Quota ♥

There are things we don't want it to happen but have to accept, things we don't want to know but have to learn and people we can't live without but have to let go.

The heart speaks of a story long forgotten.

I won't deny it, you have taught us well, and taught us right.


But nobody ever bother to why I dread to go home. 
You think I don't care.
Everyone thinks I don't give a shit.
But nobody ever bother to ask W.H.Y.


I hate people nagging over how I should live my life.
I hate how people stereotype me just like everyone else, those that does not go home.
I hate how people judge a book by its cover.
But nobody ever bother to even know me.


I really won't deny it, that both of them brought me up in their own two ways.
I really love them so much, that they don't even know.
Always thinking and stereotyping on me that I have no respect for them.
Always thinking that I don't care shit about family.


DOES ANYONE EVEN BOTHER TO KNOW WHY?!
NO. No one cares enough to do so.
And so? I don't need anyone's care.
NO. So I am just fine on my own.



Not once. Not twice.
All they care is how I should be a good girl.
That daughter, going home on time everyday, taking care of house needs, tending to the elderly.
That girl, that's soft spoken, knows her duties and stays home all the time.
Who are they to judge?! Who are they to say?
When they don't even know half the story?





Nobody know how much I want to stay home.
To tend to the house, to laze around, to be able to feel like home.
To be able to do so, it all comes back to me.
Everything has to start from me
Every. Single. Thing.
But after all I have done, it's back to square one.
Who am I to judge?
Who am I to even say my displeasure?!




Stop judging! Then maybe I will consider.

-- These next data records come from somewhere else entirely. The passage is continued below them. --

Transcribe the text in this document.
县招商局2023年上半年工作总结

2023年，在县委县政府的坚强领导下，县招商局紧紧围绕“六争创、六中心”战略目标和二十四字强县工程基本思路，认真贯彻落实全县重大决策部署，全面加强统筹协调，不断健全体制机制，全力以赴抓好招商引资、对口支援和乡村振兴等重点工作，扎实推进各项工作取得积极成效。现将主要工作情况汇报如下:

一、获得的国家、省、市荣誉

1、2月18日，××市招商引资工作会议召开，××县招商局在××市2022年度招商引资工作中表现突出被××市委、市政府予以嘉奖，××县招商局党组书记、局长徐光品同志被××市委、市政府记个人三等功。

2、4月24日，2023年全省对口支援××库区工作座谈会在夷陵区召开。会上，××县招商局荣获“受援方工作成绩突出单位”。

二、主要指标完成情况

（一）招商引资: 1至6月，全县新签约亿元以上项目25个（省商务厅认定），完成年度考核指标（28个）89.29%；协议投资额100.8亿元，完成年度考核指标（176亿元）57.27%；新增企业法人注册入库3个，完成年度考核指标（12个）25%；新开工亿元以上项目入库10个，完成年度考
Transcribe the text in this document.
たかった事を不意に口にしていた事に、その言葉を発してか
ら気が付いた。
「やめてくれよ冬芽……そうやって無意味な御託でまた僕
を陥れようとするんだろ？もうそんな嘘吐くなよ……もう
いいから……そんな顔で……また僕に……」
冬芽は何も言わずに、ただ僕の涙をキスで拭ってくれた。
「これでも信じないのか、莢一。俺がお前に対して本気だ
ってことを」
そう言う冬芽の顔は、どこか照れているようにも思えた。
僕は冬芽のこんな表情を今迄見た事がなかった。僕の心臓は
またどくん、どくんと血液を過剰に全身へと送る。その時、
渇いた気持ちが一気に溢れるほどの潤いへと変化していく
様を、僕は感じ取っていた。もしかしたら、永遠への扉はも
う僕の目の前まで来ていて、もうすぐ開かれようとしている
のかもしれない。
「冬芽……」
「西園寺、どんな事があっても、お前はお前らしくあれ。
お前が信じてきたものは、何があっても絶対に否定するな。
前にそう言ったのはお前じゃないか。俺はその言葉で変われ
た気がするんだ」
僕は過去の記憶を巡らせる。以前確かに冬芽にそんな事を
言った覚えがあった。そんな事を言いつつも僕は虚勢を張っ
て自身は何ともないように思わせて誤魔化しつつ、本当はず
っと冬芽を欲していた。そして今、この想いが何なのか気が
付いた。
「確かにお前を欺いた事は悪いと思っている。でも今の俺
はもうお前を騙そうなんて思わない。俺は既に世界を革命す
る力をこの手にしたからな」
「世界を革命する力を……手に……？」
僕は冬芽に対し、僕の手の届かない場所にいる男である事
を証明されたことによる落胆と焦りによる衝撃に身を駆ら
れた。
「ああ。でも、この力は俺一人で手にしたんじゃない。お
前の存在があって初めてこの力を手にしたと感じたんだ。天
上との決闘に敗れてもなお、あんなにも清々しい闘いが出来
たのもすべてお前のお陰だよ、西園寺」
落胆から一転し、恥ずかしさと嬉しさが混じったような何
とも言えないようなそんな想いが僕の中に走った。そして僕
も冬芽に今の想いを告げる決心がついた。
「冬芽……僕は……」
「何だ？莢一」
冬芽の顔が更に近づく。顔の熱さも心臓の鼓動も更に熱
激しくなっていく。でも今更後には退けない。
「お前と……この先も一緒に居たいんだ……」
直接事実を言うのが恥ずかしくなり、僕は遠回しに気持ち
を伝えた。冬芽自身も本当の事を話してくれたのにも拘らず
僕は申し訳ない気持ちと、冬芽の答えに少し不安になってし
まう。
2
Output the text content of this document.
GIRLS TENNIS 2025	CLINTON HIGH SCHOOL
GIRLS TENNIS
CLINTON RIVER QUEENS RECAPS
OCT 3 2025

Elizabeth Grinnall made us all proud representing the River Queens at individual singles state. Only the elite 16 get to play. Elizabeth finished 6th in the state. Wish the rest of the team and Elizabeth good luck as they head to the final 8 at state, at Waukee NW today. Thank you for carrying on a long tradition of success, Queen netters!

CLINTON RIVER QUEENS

Stop nagging! For I know my duties!
Stop being such a worry sag! For worrying too much does not help one bit!
Stop every single thing! Because I'm freaking tired of this shit!








Nobody wants to know why. So what? I keep my story to myself. Life has so much more to offer than just a broken family. I love my family, but I can't do it alone.





Ohana means Family. And nobody gets left behind.
I won't deny it, you taught me well, and taught me right. What's left of my life, let me explore it.
Thank you to those years you have raised me, lectured me, and spanked me.
Thank you to those years you taught me, scolded me, and loved me in your very own way.
I'm thankful and grateful, but I know you can never feel that from me.





You all just do not know how much Family means to me.